My talk at the prison was meant to be a one off. I went in to speak to the Victim Impact group about how my brother’s murder affected my life when it happened, and how it continues to affect my life more than 20 years later. Never before had I sat at the head of a room in front of strangers and divulged the gory details of my brother’s death. To say it was personally challenging is an understatement. It brought up emotions and pain that I thought I had dealt with and moved on from.
Later, as I walked across the prison parking lot and glanced at the snow-capped peaks and hanging glaciers that are visible from its yard, I felt the tears start to claw their way out. The crisp Alaska air bit my cheeks while my throat constricted with emotion. Once I was in my car, I let go. I let go and cried for my brother, for myself, for how overwhelmed with gratitude I was for having just shared a powerful story with people who needed to hear it most. Because my brother’s story is powerful. It’s the story of drug addiction, violence, crime, death by murder, and so many facets of forgiveness.

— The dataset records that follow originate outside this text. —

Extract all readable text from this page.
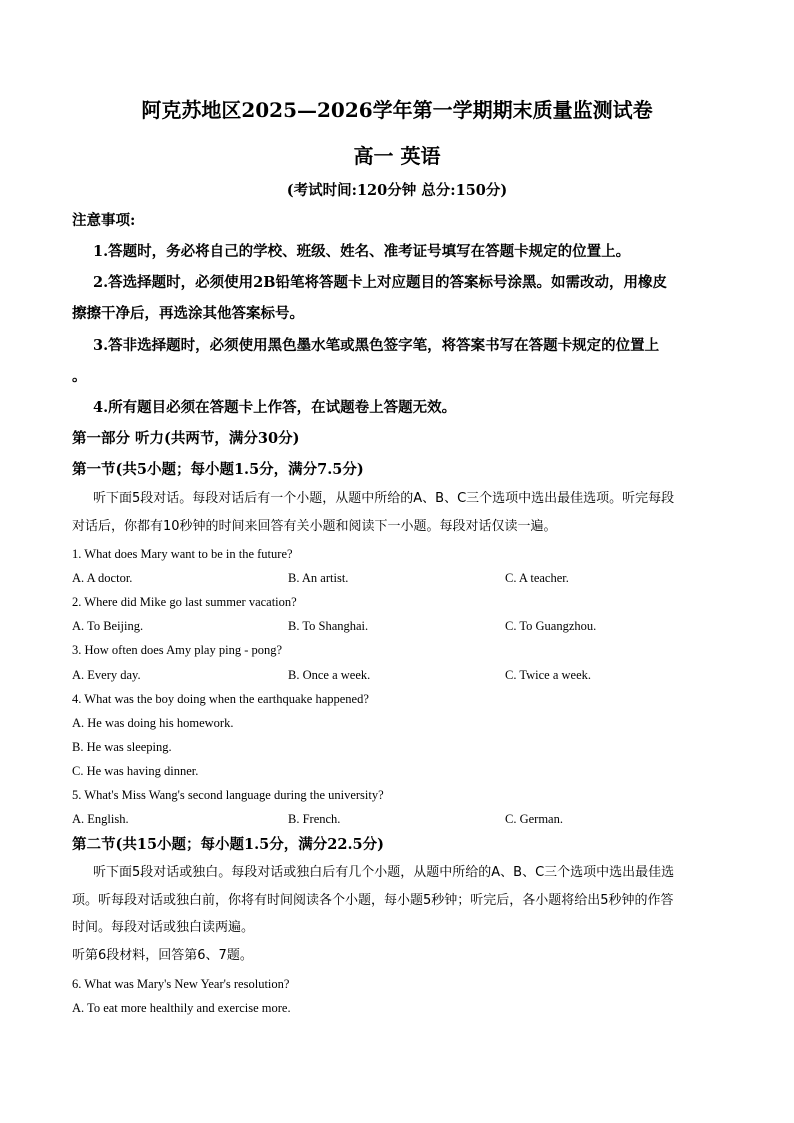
阿克苏地区2025—2026学年第一学期期末质量监测试卷
高一 英语
(考试时间:120分钟 总分:150分)
注意事项:
1.答题时，务必将自己的学校、班级、姓名、准考证号填写在答题卡规定的位置上。
2.答选择题时，必须使用2B铅笔将答题卡上对应题目的答案标号涂黑。如需改动，用橡皮
擦擦干净后，再选涂其他答案标号。
3.答非选择题时，必须使用黑色墨水笔或黑色签字笔，将答案书写在答题卡规定的位置上
。
4.所有题目必须在答题卡上作答，在试题卷上答题无效。
第一部分 听力(共两节，满分30分)
第一节(共5小题；每小题1.5分，满分7.5分)
听下面5段对话。每段对话后有一个小题，从题中所给的A、B、C三个选项中选出最佳选项。听完每段
对话后，你都有10秒钟的时间来回答有关小题和阅读下一小题。每段对话仅读一遍。
1. What does Mary want to be in the future?
A. A doctor.	B. An artist.	C. A teacher.
2. Where did Mike go last summer vacation?
A. To Beijing.	B. To Shanghai.	C. To Guangzhou.
3. How often does Amy play ping - pong?
A. Every day.	B. Once a week.	C. Twice a week.
4. What was the boy doing when the earthquake happened?
A. He was doing his homework.
B. He was sleeping.
C. He was having dinner.
5. What's Miss Wang's second language during the university?
A. English.	B. French.	C. German.
第二节(共15小题；每小题1.5分，满分22.5分)
听下面5段对话或独白。每段对话或独白后有几个小题，从题中所给的A、B、C三个选项中选出最佳选
项。听每段对话或独白前，你将有时间阅读各个小题，每小题5秒钟；听完后，各小题将给出5秒钟的作答
时间。每段对话或独白读两遍。
听第6段材料，回答第6、7题。
6. What was Mary's New Year's resolution?
A. To eat more healthily and exercise more.
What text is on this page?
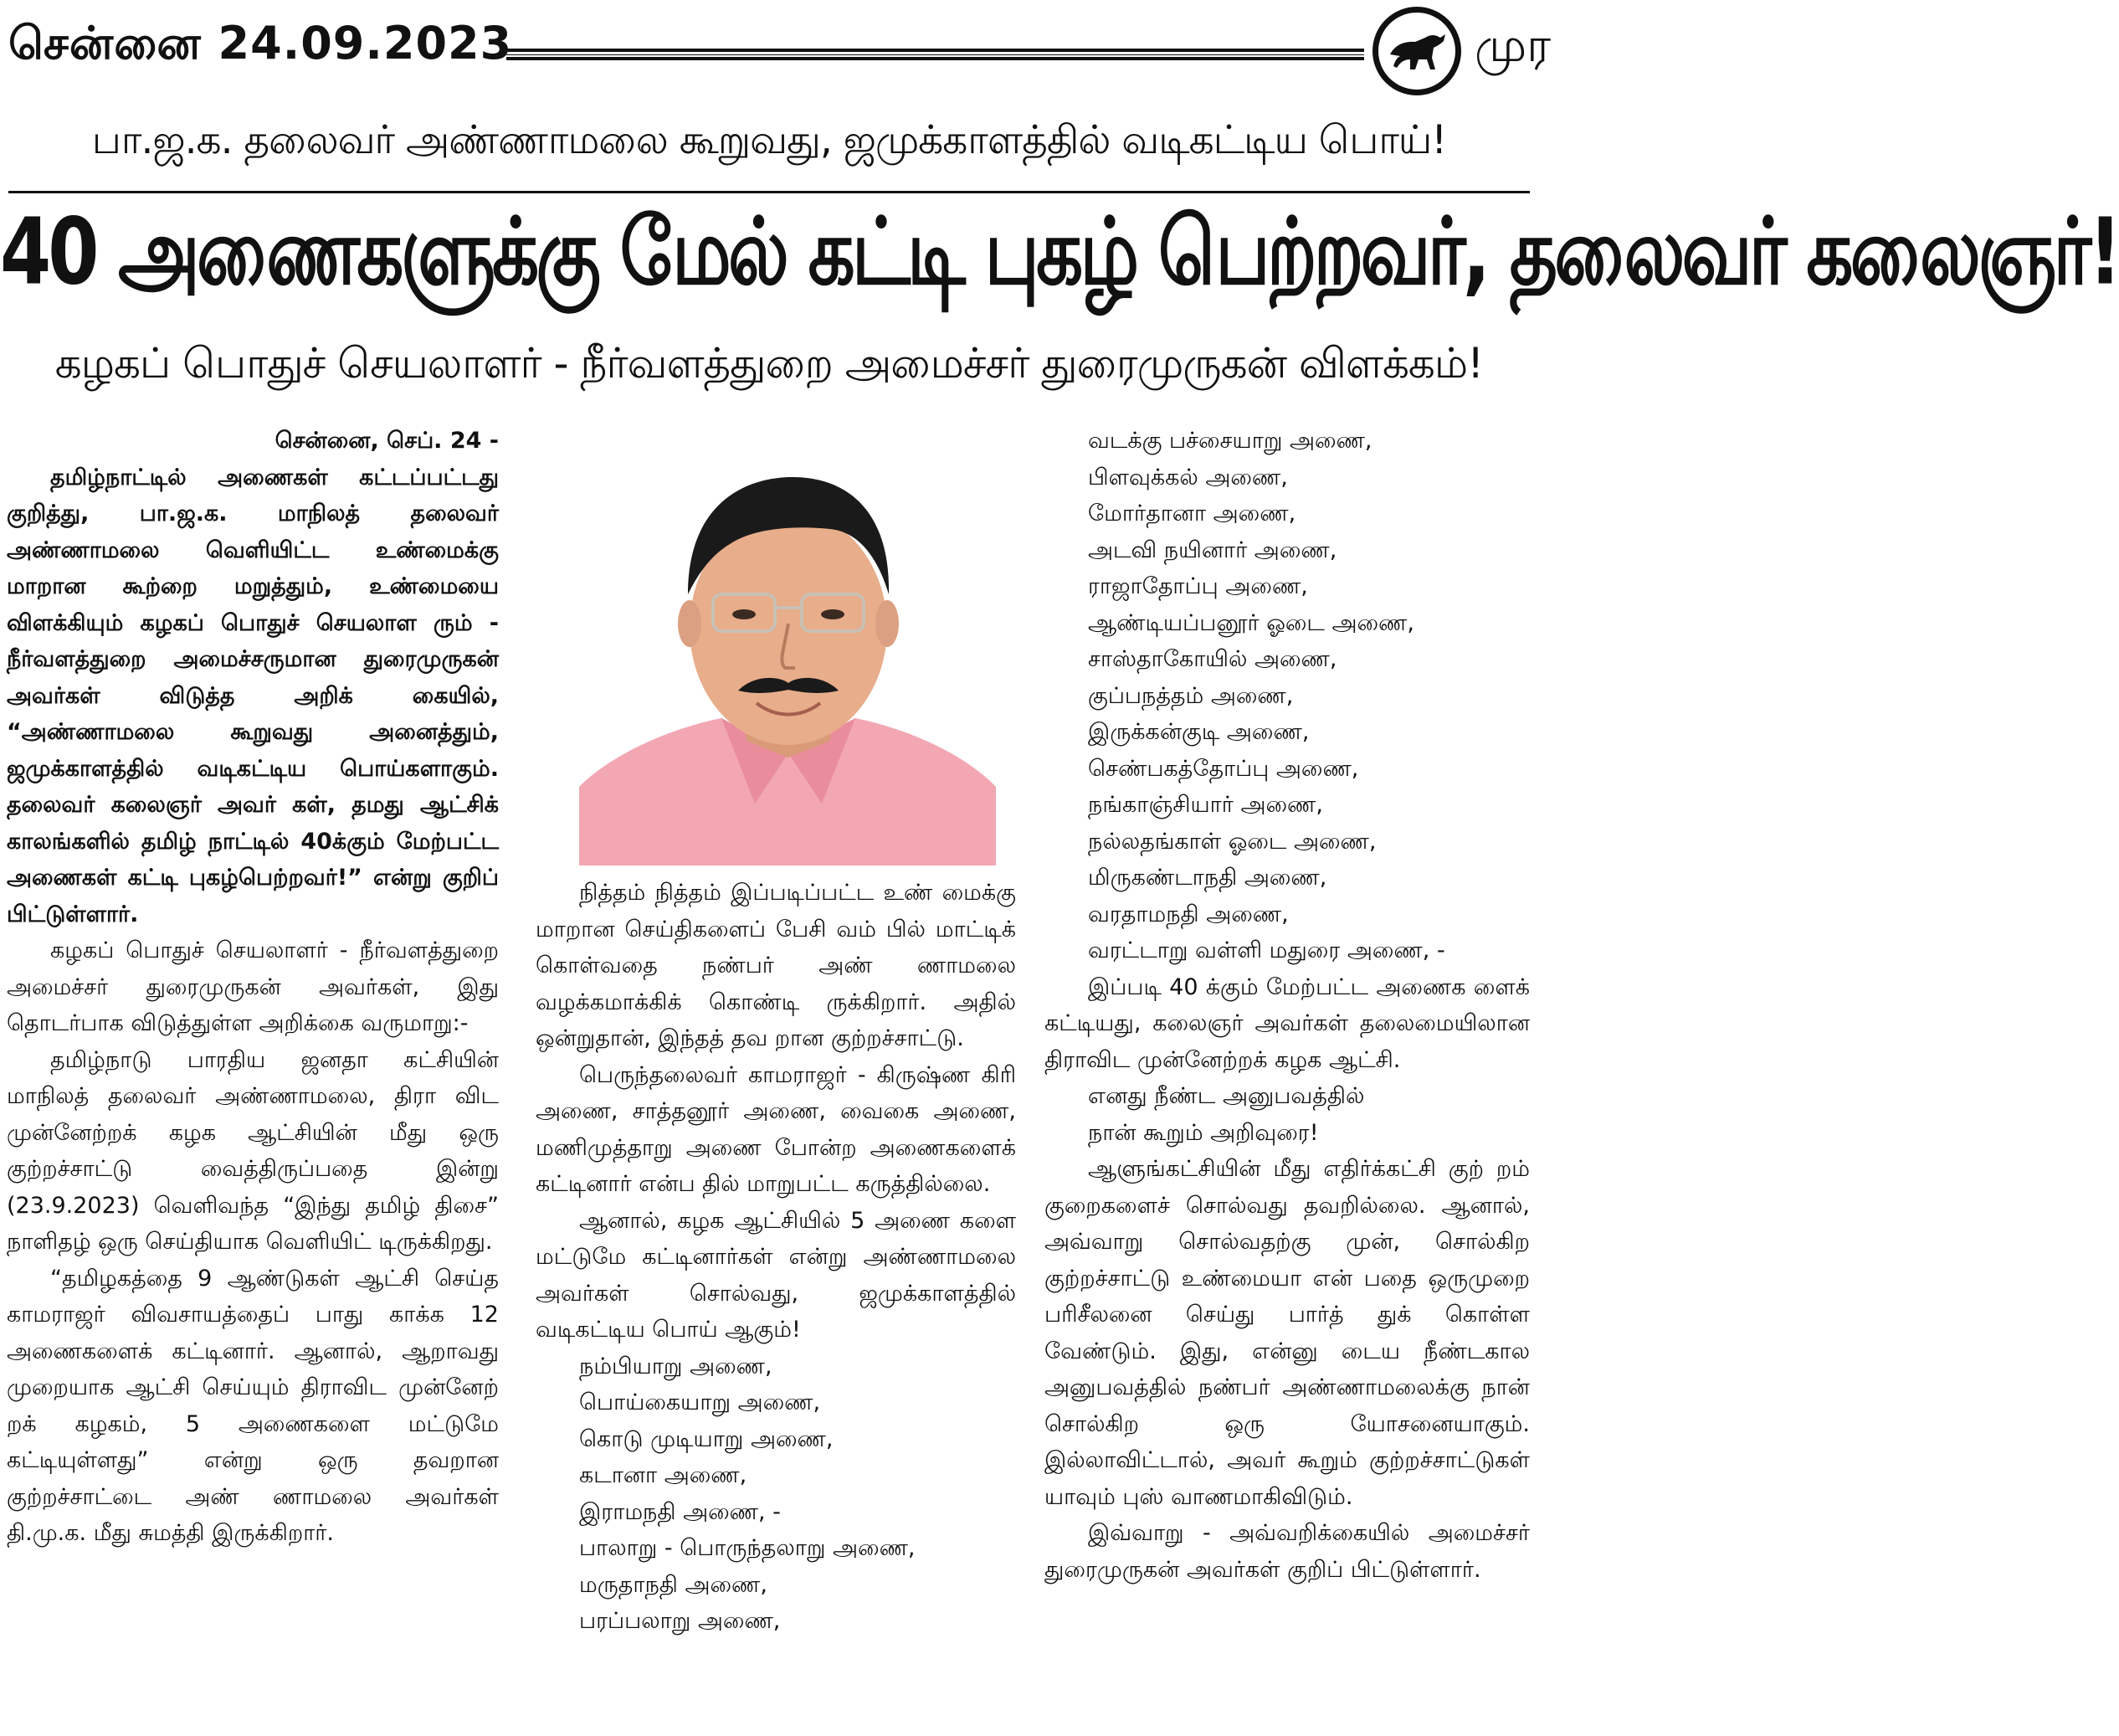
சென்னை 24.09.2023	முர
பா.ஜ.க. தலைவர் அண்ணாமலை கூறுவது, ஜமுக்காளத்தில் வடிகட்டிய பொய்!
40 அணைகளுக்கு மேல் கட்டி புகழ் பெற்றவர், தலைவர் கலைஞர்!
கழகப் பொதுச் செயலாளர் - நீர்வளத்துறை அமைச்சர் துரைமுருகன் விளக்கம்!

சென்னை, செப். 24 -

தமிழ்நாட்டில் அணைகள் கட்டப்பட்டது குறித்து, பா.ஜ.க. மாநிலத் தலைவர் அண்ணாமலை வெளியிட்ட உண்மைக்கு மாறான கூற்றை மறுத்தும், உண்மையை விளக்கியும் கழகப் பொதுச் செயலாள ரும் - நீர்வளத்துறை அமைச்சருமான துரைமுருகன் அவர்கள் விடுத்த அறிக் கையில், “அண்ணாமலை கூறுவது அனைத்தும், ஜமுக்காளத்தில் வடிகட்டிய பொய்களாகும். தலைவர் கலைஞர் அவர் கள், தமது ஆட்சிக் காலங்களில் தமிழ் நாட்டில் 40க்கும் மேற்பட்ட அணைகள் கட்டி புகழ்பெற்றவர்!” என்று குறிப் பிட்டுள்ளார்.

கழகப் பொதுச் செயலாளர் - நீர்வளத்துறை அமைச்சர் துரைமுருகன் அவர்கள், இது தொடர்பாக விடுத்துள்ள அறிக்கை வருமாறு:-

தமிழ்நாடு பாரதிய ஜனதா கட்சியின் மாநிலத் தலைவர் அண்ணாமலை, திரா விட முன்னேற்றக் கழக ஆட்சியின் மீது ஒரு குற்றச்சாட்டு வைத்திருப்பதை இன்று (23.9.2023) வெளிவந்த “இந்து தமிழ் திசை” நாளிதழ் ஒரு செய்தியாக வெளியிட் டிருக்கிறது.

“தமிழகத்தை 9 ஆண்டுகள் ஆட்சி செய்த காமராஜர் விவசாயத்தைப் பாது காக்க 12 அணைகளைக் கட்டினார். ஆனால், ஆறாவது முறையாக ஆட்சி செய்யும் திராவிட முன்னேற் றக் கழகம், 5 அணைகளை மட்டுமே கட்டியுள்ளது” என்று ஒரு தவறான குற்றச்சாட்டை அண் ணாமலை அவர்கள் தி.மு.க. மீது சுமத்தி இருக்கிறார்.

நித்தம் நித்தம் இப்படிப்பட்ட உண் மைக்கு மாறான செய்திகளைப் பேசி வம் பில் மாட்டிக் கொள்வதை நண்பர் அண் ணாமலை வழக்கமாக்கிக் கொண்டி ருக்கிறார். அதில் ஒன்றுதான், இந்தத் தவ றான குற்றச்சாட்டு.

பெருந்தலைவர் காமராஜர் - கிருஷ்ண கிரி அணை, சாத்தனூர் அணை, வைகை அணை, மணிமுத்தாறு அணை போன்ற அணைகளைக் கட்டினார் என்ப தில் மாறுபட்ட கருத்தில்லை.

ஆனால், கழக ஆட்சியில் 5 அணை களை மட்டுமே கட்டினார்கள் என்று அண்ணாமலை அவர்கள் சொல்வது, ஜமுக்காளத்தில் வடிகட்டிய பொய் ஆகும்!

நம்பியாறு அணை,

பொய்கையாறு அணை,

கொடு முடியாறு அணை,

கடானா அணை,

இராமநதி அணை, -

பாலாறு - பொருந்தலாறு அணை,

மருதாநதி அணை,

பரப்பலாறு அணை,

வடக்கு பச்சையாறு அணை,

பிளவுக்கல் அணை,

மோர்தானா அணை,

அடவி நயினார் அணை,

ராஜாதோப்பு அணை,

ஆண்டியப்பனூர் ஓடை அணை,

சாஸ்தாகோயில் அணை,

குப்பநத்தம் அணை,

இருக்கன்குடி அணை,

செண்பகத்தோப்பு அணை,

நங்காஞ்சியார் அணை,

நல்லதங்காள் ஓடை அணை,

மிருகண்டாநதி அணை,

வரதாமநதி அணை,

வரட்டாறு வள்ளி மதுரை அணை, -

இப்படி 40 க்கும் மேற்பட்ட அணைக ளைக் கட்டியது, கலைஞர் அவர்கள் தலைமையிலான திராவிட முன்னேற்றக் கழக ஆட்சி.

எனது நீண்ட அனுபவத்தில்

நான் கூறும் அறிவுரை!

ஆளுங்கட்சியின் மீது எதிர்க்கட்சி குற் றம் குறைகளைச் சொல்வது தவறில்லை. ஆனால், அவ்வாறு சொல்வதற்கு முன், சொல்கிற குற்றச்சாட்டு உண்மையா என் பதை ஒருமுறை பரிசீலனை செய்து பார்த் துக் கொள்ள வேண்டும். இது, என்னு டைய நீண்டகால அனுபவத்தில் நண்பர் அண்ணாமலைக்கு நான் சொல்கிற ஒரு யோசனையாகும். இல்லாவிட்டால், அவர் கூறும் குற்றச்சாட்டுகள் யாவும் புஸ் வாணமாகிவிடும்.

இவ்வாறு - அவ்வறிக்கையில் அமைச்சர் துரைமுருகன் அவர்கள் குறிப் பிட்டுள்ளார்.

That one time talk with inmates turned into two years of volunteering inside the prison. It became the reason I stayed; the reason I figured out how to stay somewhere. It was the catalyst for me to build stability in my own life.
Two years later it is now not about my brother, but about the relationship I have built with other human beings who are on the outskirts of society, because I have never felt like I’ve truly belonged wherever I am. I have always felt like I’m hiding something by not talking about my brother with friends. I’ve bonded with the inmates because it feels as if they are the only ones who truly understand what I’m feeling in regard to my brother’s murder. People on the outside can sympathize, but as with anything, until you’ve experienced it, you can never truly and fully understand.
The inmates understand.
They don’t shy away from me or my story, because they are living the same story, just from a very different perspective. Speaking with them and hearing their stories has made me reevaluate my own situation. I see now that the man who killed my brother is just that – a man who made a terribly tragic mistake. I’ve always been an advocate for forgiveness. Working with inmates has allowed me to witness the intense power that those simple words, “I forgive you”, can have on someone’s life.
And in return, saying those words changes your life as well.